Ce magistrat a rendu compte des plaidoiries dans le délibéré de la Cour, composée de :
Madame Marianne FEBVRE, présidente rapporteure,
Madame Béatrice MARS, conseillère,
Madame Florence TANGUY, conseillère.
Greffier lors des débats : Mme Flavie DRILHON.
Les parties ont été avisées que le prononcé de la décision aurait lieu par mise à disposition au greffe le 14 novembre 2025.
ARRÊT
Contradictoire,
Prononcé par mise à disposition au greffe le 14 novembre 2025,
Signé par Marianne FEBVRE, présidente et Flavie DRILHON, greffier auquel la minute de la décision a été remise par le magistrat signataire.
***
Pour procéder au remplacement des volets de sa maison située [Adresse 2], Mme [R] [Y] a fait appel à M. [O] [V], entrepreneur individuel, lequel était régulièrement assuré auprès de la compagnie BCPE Iard par le biais d’un contrat à effet du 1er avril 2022 au 5 avril 2023.

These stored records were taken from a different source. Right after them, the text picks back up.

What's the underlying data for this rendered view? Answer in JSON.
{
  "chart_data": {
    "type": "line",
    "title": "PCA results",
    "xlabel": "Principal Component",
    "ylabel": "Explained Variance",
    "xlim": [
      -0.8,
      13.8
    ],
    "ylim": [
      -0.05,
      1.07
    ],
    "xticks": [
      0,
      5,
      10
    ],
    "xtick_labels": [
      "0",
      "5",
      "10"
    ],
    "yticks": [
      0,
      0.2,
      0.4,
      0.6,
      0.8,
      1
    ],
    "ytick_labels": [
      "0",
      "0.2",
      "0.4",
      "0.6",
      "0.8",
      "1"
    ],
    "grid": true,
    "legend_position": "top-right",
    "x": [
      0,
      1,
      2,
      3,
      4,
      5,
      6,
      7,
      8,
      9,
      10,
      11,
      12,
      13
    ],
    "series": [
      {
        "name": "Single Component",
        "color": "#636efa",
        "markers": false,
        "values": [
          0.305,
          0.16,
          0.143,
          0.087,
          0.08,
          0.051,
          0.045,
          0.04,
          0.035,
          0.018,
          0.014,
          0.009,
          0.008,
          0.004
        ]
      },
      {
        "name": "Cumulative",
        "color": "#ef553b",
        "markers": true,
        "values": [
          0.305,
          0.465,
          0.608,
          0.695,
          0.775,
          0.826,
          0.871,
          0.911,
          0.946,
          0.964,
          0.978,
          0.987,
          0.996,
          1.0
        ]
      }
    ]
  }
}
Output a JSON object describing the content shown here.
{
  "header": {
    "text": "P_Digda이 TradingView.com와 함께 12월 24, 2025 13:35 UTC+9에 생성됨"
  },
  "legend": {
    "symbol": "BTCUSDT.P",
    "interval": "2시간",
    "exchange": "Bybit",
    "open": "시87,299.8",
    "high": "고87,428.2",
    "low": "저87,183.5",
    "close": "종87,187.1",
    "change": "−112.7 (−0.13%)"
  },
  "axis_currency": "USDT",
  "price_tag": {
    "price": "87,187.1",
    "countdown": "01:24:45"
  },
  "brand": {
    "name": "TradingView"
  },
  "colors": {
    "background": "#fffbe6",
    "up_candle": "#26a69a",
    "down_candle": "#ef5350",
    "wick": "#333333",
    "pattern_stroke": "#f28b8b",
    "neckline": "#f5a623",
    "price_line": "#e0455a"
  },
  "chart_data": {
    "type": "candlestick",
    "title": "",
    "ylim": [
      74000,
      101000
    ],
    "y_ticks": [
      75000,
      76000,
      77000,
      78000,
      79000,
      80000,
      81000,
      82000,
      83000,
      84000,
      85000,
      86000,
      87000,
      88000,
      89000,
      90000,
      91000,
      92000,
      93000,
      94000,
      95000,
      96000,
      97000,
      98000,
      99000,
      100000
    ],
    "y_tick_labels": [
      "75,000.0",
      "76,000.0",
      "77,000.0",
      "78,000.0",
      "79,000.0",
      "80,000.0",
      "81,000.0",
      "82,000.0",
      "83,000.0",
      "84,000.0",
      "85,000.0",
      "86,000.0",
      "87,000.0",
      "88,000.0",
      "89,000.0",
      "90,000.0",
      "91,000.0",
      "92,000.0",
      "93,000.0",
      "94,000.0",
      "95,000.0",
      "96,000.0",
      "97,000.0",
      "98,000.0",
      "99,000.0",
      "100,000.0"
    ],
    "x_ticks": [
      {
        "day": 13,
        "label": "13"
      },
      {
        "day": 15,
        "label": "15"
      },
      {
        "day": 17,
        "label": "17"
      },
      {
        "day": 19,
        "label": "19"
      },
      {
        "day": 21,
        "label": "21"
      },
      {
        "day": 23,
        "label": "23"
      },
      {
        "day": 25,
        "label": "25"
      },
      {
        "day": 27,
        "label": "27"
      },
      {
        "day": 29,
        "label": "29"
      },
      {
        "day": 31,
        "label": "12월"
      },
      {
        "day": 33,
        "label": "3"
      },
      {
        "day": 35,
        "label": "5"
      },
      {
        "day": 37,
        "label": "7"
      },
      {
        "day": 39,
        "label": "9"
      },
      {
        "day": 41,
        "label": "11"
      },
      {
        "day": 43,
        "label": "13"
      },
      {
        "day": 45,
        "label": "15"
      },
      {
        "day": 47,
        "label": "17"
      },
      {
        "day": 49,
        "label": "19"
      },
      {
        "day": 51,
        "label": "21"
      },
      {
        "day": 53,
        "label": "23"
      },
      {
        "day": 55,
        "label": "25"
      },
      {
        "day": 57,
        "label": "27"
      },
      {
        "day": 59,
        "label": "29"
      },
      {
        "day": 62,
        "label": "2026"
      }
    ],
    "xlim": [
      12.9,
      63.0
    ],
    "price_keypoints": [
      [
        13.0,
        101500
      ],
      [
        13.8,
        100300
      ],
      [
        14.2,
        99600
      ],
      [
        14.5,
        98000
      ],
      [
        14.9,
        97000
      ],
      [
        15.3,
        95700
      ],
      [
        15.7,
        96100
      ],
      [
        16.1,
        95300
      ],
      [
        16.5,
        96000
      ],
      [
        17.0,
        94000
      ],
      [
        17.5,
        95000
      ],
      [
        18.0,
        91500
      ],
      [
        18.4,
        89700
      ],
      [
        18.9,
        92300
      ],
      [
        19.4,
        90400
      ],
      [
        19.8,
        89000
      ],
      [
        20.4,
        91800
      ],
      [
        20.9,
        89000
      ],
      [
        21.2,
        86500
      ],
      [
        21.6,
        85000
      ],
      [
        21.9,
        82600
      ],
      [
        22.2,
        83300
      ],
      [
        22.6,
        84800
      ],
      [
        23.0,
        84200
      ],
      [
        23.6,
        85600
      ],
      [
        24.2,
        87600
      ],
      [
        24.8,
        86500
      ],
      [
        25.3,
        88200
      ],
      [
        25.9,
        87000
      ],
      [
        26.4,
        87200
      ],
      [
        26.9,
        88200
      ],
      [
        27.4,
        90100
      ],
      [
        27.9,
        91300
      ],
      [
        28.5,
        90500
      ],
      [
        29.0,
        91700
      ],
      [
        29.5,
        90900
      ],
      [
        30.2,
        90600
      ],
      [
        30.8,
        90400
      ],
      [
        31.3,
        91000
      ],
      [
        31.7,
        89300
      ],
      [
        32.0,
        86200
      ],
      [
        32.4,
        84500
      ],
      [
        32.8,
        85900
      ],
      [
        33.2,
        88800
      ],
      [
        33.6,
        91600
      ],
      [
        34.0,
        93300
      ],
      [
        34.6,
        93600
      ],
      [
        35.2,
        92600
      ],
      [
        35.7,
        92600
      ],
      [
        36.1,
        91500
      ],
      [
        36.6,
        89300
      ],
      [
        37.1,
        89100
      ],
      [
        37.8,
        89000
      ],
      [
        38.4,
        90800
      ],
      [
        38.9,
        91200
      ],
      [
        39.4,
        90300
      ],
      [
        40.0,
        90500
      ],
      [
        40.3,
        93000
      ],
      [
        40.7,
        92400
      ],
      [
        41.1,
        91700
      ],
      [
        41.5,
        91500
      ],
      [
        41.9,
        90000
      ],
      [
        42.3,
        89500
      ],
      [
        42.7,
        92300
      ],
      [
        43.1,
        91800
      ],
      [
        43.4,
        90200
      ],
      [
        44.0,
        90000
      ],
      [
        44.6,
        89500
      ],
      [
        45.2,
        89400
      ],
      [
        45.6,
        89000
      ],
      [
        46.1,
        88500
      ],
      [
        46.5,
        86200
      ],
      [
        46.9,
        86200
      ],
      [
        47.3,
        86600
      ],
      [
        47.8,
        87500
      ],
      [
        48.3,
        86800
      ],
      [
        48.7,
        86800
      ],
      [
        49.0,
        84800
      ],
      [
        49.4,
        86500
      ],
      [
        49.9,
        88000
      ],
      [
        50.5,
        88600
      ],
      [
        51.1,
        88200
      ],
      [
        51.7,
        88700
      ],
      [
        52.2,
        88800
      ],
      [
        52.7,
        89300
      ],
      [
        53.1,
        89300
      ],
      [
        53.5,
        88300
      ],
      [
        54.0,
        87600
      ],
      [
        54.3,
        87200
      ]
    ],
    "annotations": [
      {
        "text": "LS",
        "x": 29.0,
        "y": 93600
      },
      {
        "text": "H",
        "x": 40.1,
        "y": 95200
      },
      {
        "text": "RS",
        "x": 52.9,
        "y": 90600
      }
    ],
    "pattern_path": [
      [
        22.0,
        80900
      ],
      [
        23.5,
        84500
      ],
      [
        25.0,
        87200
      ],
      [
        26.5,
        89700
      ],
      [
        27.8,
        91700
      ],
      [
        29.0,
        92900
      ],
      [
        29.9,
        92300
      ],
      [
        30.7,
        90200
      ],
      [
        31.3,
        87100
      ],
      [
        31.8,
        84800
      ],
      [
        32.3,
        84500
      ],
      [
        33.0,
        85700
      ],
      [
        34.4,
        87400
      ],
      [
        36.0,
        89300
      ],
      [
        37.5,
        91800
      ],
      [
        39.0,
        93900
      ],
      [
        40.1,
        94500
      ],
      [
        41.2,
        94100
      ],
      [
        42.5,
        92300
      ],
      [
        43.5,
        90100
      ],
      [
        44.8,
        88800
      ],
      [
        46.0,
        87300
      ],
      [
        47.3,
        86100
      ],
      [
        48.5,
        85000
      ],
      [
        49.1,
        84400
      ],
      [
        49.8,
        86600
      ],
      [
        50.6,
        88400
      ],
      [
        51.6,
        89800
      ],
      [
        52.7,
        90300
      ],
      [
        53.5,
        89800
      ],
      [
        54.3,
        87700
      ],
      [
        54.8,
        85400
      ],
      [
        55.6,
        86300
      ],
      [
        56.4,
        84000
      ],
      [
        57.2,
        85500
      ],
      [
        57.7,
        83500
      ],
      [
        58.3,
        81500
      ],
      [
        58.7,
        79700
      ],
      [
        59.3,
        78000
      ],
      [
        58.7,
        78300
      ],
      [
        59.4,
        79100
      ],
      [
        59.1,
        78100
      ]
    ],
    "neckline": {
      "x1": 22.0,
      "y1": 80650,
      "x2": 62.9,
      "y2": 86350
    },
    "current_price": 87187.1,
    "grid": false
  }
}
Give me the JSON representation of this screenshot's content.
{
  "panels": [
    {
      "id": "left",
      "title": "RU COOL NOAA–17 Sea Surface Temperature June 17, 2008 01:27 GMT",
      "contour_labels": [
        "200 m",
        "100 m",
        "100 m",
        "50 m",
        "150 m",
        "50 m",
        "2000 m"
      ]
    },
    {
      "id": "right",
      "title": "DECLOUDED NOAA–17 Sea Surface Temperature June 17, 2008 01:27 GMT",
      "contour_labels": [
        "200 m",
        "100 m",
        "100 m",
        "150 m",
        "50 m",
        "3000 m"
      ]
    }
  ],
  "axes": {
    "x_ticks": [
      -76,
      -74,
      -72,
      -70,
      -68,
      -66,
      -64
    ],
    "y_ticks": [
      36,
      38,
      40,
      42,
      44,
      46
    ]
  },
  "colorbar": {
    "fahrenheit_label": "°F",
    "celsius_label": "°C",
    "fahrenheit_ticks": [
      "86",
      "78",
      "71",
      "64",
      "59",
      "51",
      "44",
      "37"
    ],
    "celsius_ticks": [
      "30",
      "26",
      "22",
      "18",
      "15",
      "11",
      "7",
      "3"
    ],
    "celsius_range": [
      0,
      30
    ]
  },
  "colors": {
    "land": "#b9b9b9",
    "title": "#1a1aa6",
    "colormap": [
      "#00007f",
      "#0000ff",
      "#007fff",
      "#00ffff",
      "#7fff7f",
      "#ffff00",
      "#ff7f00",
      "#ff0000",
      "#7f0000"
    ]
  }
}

Soutenant que les travaux de menuiserie extérieure avaient été mal réalisés et que l’artisan avait abandonné le chantier, par acte du 14 décembre 2024, Mme [Y] a assigné M. [V] en référé pour obtenir le paiement d’une provision au titre du coût des travaux de réparation des désordres et remise en état selon devis Ferronnerie AFP (12 477,60 euros) ainsi que sur un préjudice de jouissance et un préjudice moral (affaire enrôlée sous le numéro RG 23/2240).
Par acte du 7 mars 2024, M. [V] a appelé en la cause son assureur, la société BPCE Iard, aux fins d’être relevé et garanti de toute condamnation susceptible d’engager sa responsabilité décennale (affaire enrôlée sous le numéro RG 24/0543).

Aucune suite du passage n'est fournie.